“There’s nothing better than having the WC in Tyrol”

Markus Kröll is one of the pioneers of international as well as local trail running.

It is one of ambassador Markus Kröll’s favorite stories, which is why we want to start with it when looking back at the legendary trail runner’s career: In the 1990s, Kröll, who hails from the Zillertal valley, was under contract with a global sports shoe manufacturer; during meetings at their European headquarters in the Netherlands he kept asking for shoes with a treaded sole.
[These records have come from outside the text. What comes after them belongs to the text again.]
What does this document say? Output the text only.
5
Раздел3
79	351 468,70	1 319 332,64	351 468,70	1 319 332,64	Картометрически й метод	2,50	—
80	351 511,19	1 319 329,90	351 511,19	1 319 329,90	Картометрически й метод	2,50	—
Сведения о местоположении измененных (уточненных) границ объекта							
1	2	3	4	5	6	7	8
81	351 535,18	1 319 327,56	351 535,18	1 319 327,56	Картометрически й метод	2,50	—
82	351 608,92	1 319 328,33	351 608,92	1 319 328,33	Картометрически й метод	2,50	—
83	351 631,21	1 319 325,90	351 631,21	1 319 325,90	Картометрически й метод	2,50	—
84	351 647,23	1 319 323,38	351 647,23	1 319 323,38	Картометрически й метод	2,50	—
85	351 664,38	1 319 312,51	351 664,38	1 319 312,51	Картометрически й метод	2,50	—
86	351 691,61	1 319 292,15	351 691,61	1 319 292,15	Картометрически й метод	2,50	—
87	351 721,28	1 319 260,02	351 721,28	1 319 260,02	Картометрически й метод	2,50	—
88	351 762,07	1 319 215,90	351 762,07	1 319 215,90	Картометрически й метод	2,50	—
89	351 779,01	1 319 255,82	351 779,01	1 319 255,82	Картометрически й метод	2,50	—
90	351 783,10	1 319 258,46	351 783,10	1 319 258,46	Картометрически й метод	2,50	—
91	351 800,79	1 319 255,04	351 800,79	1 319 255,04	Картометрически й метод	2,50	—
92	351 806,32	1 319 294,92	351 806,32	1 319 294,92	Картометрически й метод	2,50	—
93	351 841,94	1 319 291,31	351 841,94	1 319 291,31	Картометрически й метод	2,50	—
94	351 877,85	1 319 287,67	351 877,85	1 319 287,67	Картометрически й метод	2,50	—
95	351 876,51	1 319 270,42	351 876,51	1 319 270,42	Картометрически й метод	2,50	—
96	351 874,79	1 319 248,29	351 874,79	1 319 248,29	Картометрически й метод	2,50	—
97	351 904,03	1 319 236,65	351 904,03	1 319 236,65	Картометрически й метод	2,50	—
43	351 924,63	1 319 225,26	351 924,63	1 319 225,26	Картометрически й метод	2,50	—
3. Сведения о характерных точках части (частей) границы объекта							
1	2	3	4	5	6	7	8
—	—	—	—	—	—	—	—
“What do you need such a running shoe for?”
“So I can run in open terrain.”
Laughter.
“Nobody runs in open terrain.”

This was approximately 30 years ago, and lots has changed since then. Kröll is no longer signed to that but to another brand; he is an athlete and community manager for Salomon, and today it’s not nobody but almost everybody that’s running in open terrain. “Farm lanes, hiking trails, gravel paths – whenever you are not running on tarmac, you’ll be running through forests and across fields – which means that pretty much everyone is a trail runner,” says Kröll.

Personally, he has run everywhere. He started out doing 400 meters before specializing in longer distances, then changed from marathon to mountain running and, in 1990, with that year’s Schlickeralmlauf enjoying WC status, took the podium at the World Junior Championships – in Stubai. In 2002, the Mountain Running WC was staged in Austria one more time, with the route leading from Innsbruck to the Seegrube.

“The title races are finally returning to Tyrol. I am like a small child in anticipation of Christmas, full of joy and excitement. A lot of people won’t even be aware of either the event’s significance or the boom that the ten-day Mountain and Trail Festival will prompt - in Tyrol, in Austria, but also globally."

Kröll turns 51 on March 17, 2023, and he looks back at all those years when he was mocked for his ideas of running in the mountains. Today, it fills him with pride to be a small part of a continuously growing movement. He has not only made a name for himself among his peers (among his accolades there are six WC and EC medals, he was named Austrian Champion 17 times, and he won the “Dolomitenmann” seven times) but also as the organizer of the Harakiri Run and the Mayrhofen Ultraks.

If there is a goal that Markus Kröll would like to accomplish, it is to inspire others to run – irrespective of where and on which ground. “I keep preaching about how easy it is to run, how it doesn’t require any organizational effort, how the infrastructure is already there - no matter where you are - and that running goes hand in hand with a better quality of life. I love it when I meet other runners in the mountains - nature is vast enough to offer space for all of us.”

Even though she lived in Tyrol, Kröll’s mother hails from St. Margarethen in Austria’s easternmost province of Burgenland, which is why he was born in the province’s capital city of Eisenstadt. A few days after his birth they moved back west to settle in the mountaineering village of Ginzling. Whenever he went to visit his grandmother as a kid, Markus felt out of his element. “It was and still is too flat for me there, and I miss the mountains.” Maybe that’s one of the reasons Kröll found his calling in running vertically rather than on flat ground. “Every time I was sitting in the call room at a track race I felt like attending my own execution. Now that I run trails I feel free, and I get goosebumps just thinking of the upcoming WC, which will be a get-together of the global running elite.”

For Markus Kröll it is beyond question that it requires World Championships to bring together the best of the best from the mountain- and trail running scene. “The various disciplines and different event formats, but also the assumption of some ‘big players’ in the industry, according to which different title races are necessary for each discipline, are leading to a distorted image. The cooperation of the four associations - the ITRA for trail running, the WMRA for mountain running, the IAU for ultra running, and the World Athletics as the coordinating body - is thus an important step in developing the disciplines.“

“The WMTRC 2023 are a must for me, as they should be for every sports fan from near and far.”